Sunday, 18 May 2014

Grace of Monaco

The story of former Hollywood star Grace Kelly's crisis of marriage and identity, during a political dispute between Monaco's Prince Rainier III and France's Général Charles De Gaulle, and a looming French invasion of Monaco in the early 1960s.

The 67th Festival de Cannes opened with a royal fiction. It's traditional for Cannes to start with something spectacular. This film displays an homage to Princess Grace, formerly Grace Kelly. Nicole Kidman is magnificent and breathtaking in the part of this iconic figure of American Cinematography. In fact she embodied a sort of elegance through Hitchcock movies.
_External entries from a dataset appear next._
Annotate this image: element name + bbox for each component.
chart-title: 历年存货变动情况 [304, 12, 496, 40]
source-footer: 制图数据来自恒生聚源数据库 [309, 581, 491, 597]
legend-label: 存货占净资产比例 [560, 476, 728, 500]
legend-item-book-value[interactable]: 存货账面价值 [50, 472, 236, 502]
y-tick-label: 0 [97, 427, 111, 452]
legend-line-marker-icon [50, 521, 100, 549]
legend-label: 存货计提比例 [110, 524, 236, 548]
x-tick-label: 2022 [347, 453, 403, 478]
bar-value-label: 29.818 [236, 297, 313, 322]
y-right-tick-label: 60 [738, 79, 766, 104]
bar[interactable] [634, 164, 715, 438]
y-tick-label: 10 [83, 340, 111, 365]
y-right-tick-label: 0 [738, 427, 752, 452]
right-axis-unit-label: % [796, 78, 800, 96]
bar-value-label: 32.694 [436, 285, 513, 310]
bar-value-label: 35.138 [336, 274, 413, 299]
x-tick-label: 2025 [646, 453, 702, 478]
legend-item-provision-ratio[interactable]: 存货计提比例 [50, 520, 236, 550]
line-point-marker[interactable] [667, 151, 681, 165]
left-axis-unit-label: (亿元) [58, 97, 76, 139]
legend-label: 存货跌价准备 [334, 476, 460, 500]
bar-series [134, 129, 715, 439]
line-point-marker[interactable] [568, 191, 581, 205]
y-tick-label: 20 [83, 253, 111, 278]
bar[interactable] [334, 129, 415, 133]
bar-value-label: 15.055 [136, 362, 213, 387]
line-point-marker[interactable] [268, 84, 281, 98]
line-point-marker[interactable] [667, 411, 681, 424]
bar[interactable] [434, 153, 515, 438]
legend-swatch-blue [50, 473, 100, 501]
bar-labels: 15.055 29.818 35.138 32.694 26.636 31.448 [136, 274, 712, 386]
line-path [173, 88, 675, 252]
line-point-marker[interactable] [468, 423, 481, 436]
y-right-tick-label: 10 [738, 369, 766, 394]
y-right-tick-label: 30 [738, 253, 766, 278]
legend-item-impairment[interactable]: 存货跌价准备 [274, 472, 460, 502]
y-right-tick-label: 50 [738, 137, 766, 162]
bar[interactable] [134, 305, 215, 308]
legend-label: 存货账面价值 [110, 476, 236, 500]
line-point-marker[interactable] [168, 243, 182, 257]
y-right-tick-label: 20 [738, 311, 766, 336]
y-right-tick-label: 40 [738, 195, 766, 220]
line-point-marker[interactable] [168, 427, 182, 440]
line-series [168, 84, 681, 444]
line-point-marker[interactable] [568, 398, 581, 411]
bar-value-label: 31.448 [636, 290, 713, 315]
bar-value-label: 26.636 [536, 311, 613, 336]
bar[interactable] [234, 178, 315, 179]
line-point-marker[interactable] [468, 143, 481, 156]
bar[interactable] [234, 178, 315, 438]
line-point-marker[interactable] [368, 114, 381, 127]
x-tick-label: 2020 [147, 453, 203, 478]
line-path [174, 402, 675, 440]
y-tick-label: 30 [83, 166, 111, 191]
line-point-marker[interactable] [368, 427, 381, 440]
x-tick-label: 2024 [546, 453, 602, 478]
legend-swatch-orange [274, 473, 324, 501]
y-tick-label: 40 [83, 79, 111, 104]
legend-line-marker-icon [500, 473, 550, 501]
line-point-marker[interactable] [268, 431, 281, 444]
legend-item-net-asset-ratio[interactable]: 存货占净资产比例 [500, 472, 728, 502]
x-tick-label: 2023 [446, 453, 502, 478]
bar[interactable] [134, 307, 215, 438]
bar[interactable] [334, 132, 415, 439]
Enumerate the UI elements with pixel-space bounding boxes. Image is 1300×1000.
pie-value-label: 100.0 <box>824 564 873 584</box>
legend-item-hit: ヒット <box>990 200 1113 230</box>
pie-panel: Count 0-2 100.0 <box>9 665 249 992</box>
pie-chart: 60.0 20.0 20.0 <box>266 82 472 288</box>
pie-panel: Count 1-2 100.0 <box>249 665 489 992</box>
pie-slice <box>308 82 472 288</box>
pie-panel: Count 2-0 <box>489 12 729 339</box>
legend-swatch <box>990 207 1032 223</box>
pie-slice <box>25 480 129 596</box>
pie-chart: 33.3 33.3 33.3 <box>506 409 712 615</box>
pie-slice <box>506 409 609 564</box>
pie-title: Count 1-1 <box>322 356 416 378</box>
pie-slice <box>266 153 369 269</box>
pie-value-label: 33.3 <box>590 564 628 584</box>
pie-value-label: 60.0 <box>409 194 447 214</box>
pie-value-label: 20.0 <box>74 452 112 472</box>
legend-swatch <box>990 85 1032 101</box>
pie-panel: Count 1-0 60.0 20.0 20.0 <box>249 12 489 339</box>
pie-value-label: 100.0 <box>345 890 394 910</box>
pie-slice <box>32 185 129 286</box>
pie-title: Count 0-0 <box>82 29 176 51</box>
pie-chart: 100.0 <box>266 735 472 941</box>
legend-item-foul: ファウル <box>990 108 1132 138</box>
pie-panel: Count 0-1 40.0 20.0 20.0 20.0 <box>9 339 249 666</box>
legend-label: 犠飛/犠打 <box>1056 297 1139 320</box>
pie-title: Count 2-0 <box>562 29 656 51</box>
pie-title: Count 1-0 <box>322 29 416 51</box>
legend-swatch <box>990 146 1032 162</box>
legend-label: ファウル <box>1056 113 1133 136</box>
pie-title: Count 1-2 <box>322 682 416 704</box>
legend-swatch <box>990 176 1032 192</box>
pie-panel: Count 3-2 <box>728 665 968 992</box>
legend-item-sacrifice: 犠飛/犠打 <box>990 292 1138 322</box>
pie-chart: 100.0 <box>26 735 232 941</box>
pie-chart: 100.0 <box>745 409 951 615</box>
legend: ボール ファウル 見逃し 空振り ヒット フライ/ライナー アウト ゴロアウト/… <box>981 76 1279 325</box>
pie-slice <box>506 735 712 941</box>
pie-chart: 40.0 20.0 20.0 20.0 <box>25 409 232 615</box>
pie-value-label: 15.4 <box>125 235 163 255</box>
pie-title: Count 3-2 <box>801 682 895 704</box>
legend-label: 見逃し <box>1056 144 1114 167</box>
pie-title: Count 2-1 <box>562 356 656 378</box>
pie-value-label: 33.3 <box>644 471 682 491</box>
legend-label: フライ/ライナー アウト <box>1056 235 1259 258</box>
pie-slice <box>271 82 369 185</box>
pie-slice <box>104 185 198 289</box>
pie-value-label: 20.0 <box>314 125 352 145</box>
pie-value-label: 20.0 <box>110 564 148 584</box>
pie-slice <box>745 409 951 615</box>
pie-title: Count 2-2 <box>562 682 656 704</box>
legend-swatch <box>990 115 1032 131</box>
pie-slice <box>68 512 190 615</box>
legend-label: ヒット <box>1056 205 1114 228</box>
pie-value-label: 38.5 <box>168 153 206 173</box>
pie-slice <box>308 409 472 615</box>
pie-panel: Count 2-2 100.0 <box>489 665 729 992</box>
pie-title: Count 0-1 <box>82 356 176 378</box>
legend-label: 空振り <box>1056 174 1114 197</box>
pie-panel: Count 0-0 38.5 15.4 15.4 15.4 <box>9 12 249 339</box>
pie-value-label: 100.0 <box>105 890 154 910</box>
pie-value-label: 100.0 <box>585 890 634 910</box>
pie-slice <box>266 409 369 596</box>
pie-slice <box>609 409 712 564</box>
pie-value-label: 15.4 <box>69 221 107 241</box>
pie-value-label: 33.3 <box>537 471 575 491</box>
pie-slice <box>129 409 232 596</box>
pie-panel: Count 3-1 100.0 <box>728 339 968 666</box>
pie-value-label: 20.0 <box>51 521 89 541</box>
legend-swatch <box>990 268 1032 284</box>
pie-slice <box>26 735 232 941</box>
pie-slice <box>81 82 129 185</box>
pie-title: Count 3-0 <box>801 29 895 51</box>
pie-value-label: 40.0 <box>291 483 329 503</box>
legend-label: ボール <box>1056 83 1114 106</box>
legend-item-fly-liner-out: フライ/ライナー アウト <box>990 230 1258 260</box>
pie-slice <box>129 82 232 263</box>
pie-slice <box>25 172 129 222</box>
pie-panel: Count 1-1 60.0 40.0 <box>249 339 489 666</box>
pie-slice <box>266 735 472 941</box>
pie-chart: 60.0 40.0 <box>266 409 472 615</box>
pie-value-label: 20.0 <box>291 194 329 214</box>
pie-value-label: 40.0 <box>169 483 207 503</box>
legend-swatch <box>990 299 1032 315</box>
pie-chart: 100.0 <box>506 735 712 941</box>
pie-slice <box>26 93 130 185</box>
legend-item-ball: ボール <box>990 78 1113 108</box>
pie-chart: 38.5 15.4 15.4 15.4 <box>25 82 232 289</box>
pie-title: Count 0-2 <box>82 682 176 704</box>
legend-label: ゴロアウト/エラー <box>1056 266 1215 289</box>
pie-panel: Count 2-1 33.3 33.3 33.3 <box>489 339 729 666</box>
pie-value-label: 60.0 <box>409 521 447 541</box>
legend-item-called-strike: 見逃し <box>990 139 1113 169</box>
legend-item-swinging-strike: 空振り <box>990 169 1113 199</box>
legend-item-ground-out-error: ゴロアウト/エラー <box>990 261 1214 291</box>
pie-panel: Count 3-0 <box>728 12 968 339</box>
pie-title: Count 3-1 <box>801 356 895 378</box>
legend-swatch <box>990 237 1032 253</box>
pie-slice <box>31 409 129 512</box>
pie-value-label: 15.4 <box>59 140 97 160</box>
In this film she's introduced mostly as a wife and a mother who wants to keep her career still. The director, Olivier Dahan (La Môme), had created this whole couple interactions. On the other hand Prince Rainier, starring Tim Roth, is a two faces character. With a complicated identity as he's dealing with his political and public image as well as his private family life. Plus, Grace's Royal life hasn't really turn out the way she imagined. Yet for all the movie's efforts to turn this long forgotten Côte d'Azur missile crisis, it never registers as more than a turf war - whose worst possible outcome is that a few thousand tax-dodging bourgeois might be forced to become French citizen. The script is agonisingly airless, especially  when it tries to fill into a conspirational plot involving Rainier's sister. Dahan keeps things very busy on the visual front even making sure to have a real fireworks erupting in the background of one marital argument. As Langella said once "At some point, every fairy tale must end" - only in the case of Grace of Monaco, not really soon enough.